A 401(k) plan is a retirement plan offered to you through your employer. 401(k)s are the most common kind of defined contribution retirement plan.
Here's how it works: You decide how much you want to contribute, and your employer puts the money into your individual account on your behalf. The investment happens through payroll deduction: You decide what percentage of your salary you'd like to contribute and, from then on, that amount comes straight out of your paycheck and goes into your account automatically, without you having to lift a finger. Your paycheck will be smaller as a result - though not as small as you might think, thanks to the tax benefits involved.

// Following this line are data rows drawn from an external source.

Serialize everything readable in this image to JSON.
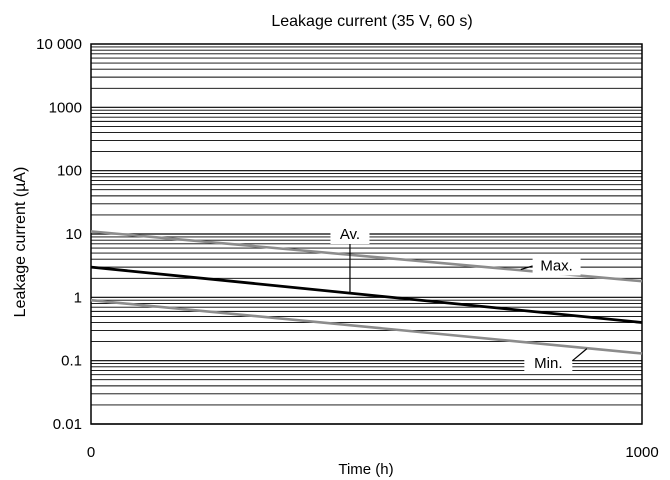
{
  "chart_data": {
    "type": "line",
    "title": "Leakage current (35 V, 60 s)",
    "xlabel": "Time (h)",
    "ylabel": "Leakage current (µA)",
    "x_scale": "linear",
    "y_scale": "log",
    "xlim": [
      0,
      1000
    ],
    "ylim": [
      0.01,
      10000
    ],
    "x_ticks": [
      {
        "value": 0,
        "label": "0"
      },
      {
        "value": 1000,
        "label": "1000"
      }
    ],
    "y_ticks": [
      {
        "value": 0.01,
        "label": "0.01"
      },
      {
        "value": 0.1,
        "label": "0.1"
      },
      {
        "value": 1,
        "label": "1"
      },
      {
        "value": 10,
        "label": "10"
      },
      {
        "value": 100,
        "label": "100"
      },
      {
        "value": 1000,
        "label": "1000"
      },
      {
        "value": 10000,
        "label": "10 000"
      }
    ],
    "grid": true,
    "series": [
      {
        "name": "Max.",
        "x": [
          0,
          1000
        ],
        "y": [
          11,
          1.8
        ],
        "color": "#8c8c8c"
      },
      {
        "name": "Av.",
        "x": [
          0,
          1000
        ],
        "y": [
          3,
          0.4
        ],
        "color": "#000000"
      },
      {
        "name": "Min.",
        "x": [
          0,
          1000
        ],
        "y": [
          0.9,
          0.13
        ],
        "color": "#8c8c8c"
      }
    ],
    "annotations": [
      {
        "text": "Av.",
        "series": "Av.",
        "label_x": 470,
        "label_y": 10,
        "anchor_x": 470,
        "anchor_y": 1.2
      },
      {
        "text": "Max.",
        "series": "Max.",
        "label_x": 845,
        "label_y": 3.2,
        "anchor_x": 780,
        "anchor_y": 2.75
      },
      {
        "text": "Min.",
        "series": "Min.",
        "label_x": 830,
        "label_y": 0.092,
        "anchor_x": 900,
        "anchor_y": 0.155
      }
    ]
  }
}
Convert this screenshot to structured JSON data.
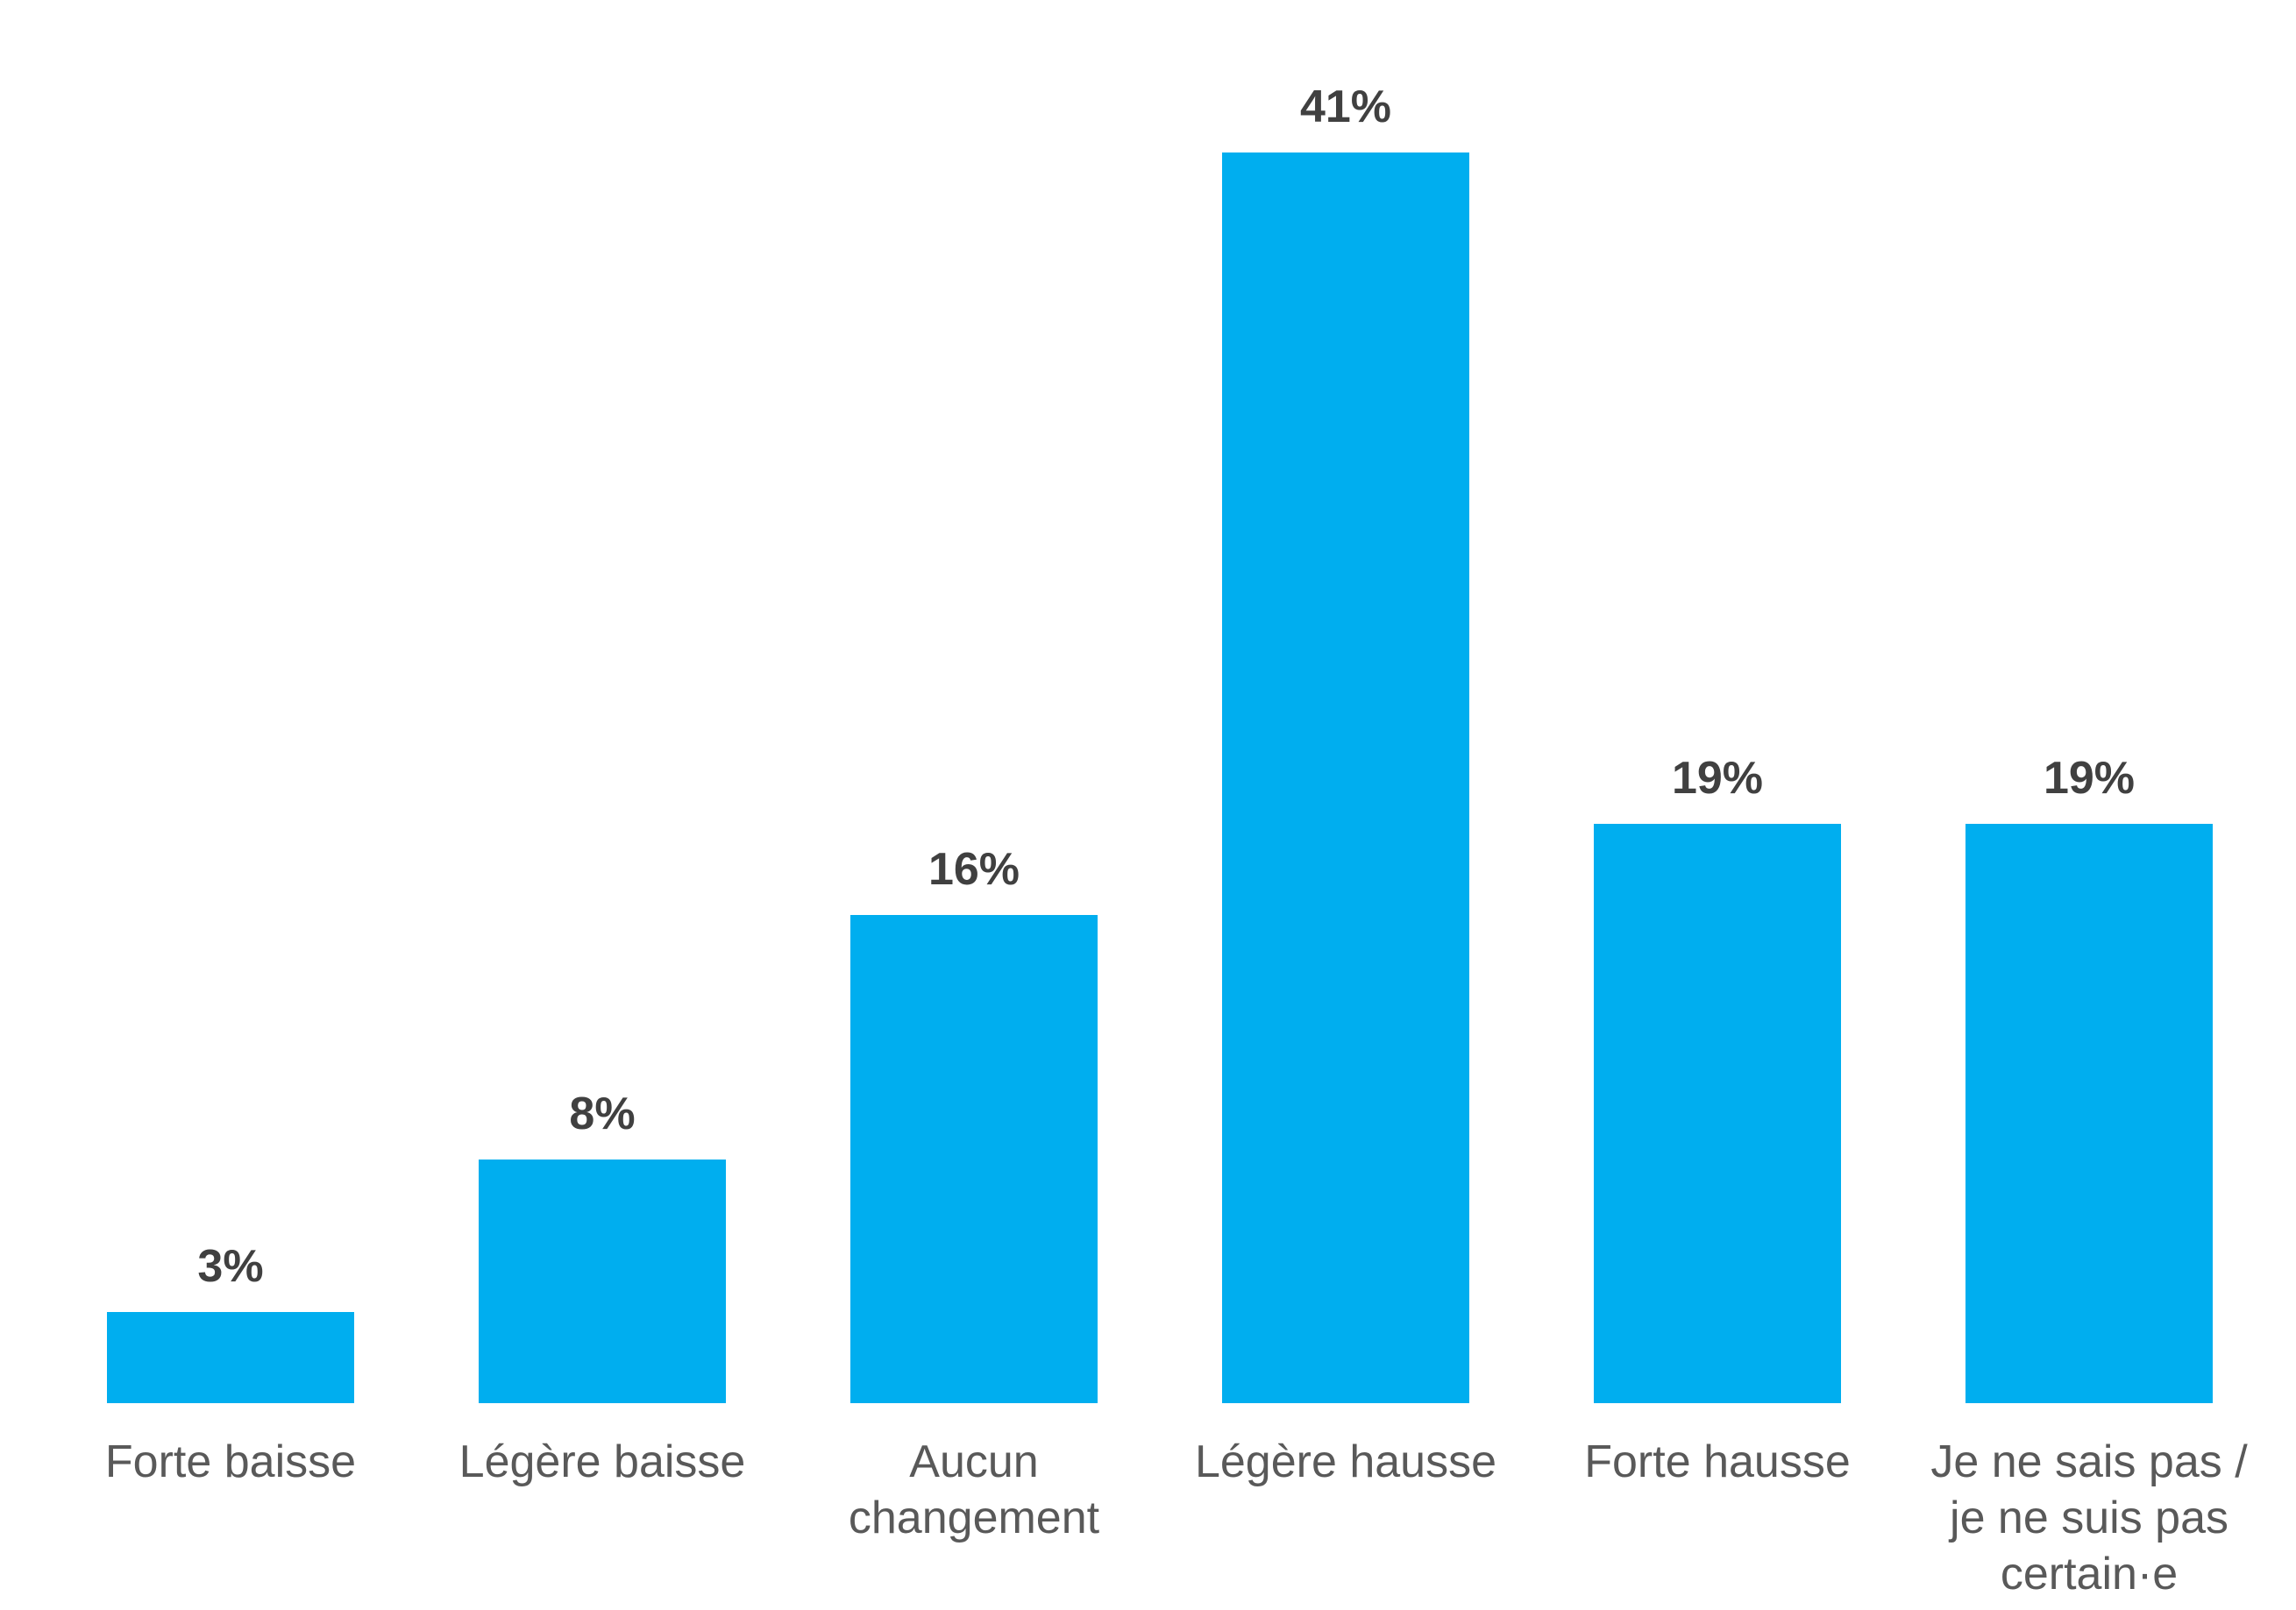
{
  "chart_data": {
    "type": "bar",
    "categories": [
      "Forte baisse",
      "Légère baisse",
      "Aucun changement",
      "Légère hausse",
      "Forte hausse",
      "Je ne sais pas / je ne suis pas certain·e"
    ],
    "values": [
      3,
      8,
      16,
      41,
      19,
      19
    ],
    "value_labels": [
      "3%",
      "8%",
      "16%",
      "41%",
      "19%",
      "19%"
    ],
    "color": "#00aeef"
  }
}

Your company serves as the "plan sponsor" for the 401(k), but it doesn't have anything to do with investing the money. Instead, the plan sponsor hires another company to administer the plan and its investments. The plan administrator may be a mutual fund company (such as Fidelity, Vanguard or T. Rowe Price), a brokerage firm (such as Schwab or Merrill Lynch) or even an insurance company (such as Prudential or MetLife).
Your employer sends your payroll deductions directly to the company managing your plan. But you are responsible for deciding how to invest your money among the options offered by your plan. Typically, a 401(k) offers five or more mutual funds that invest in various sectors of the financial markets. Some 401(k) plans also offer shares of your employer's stock.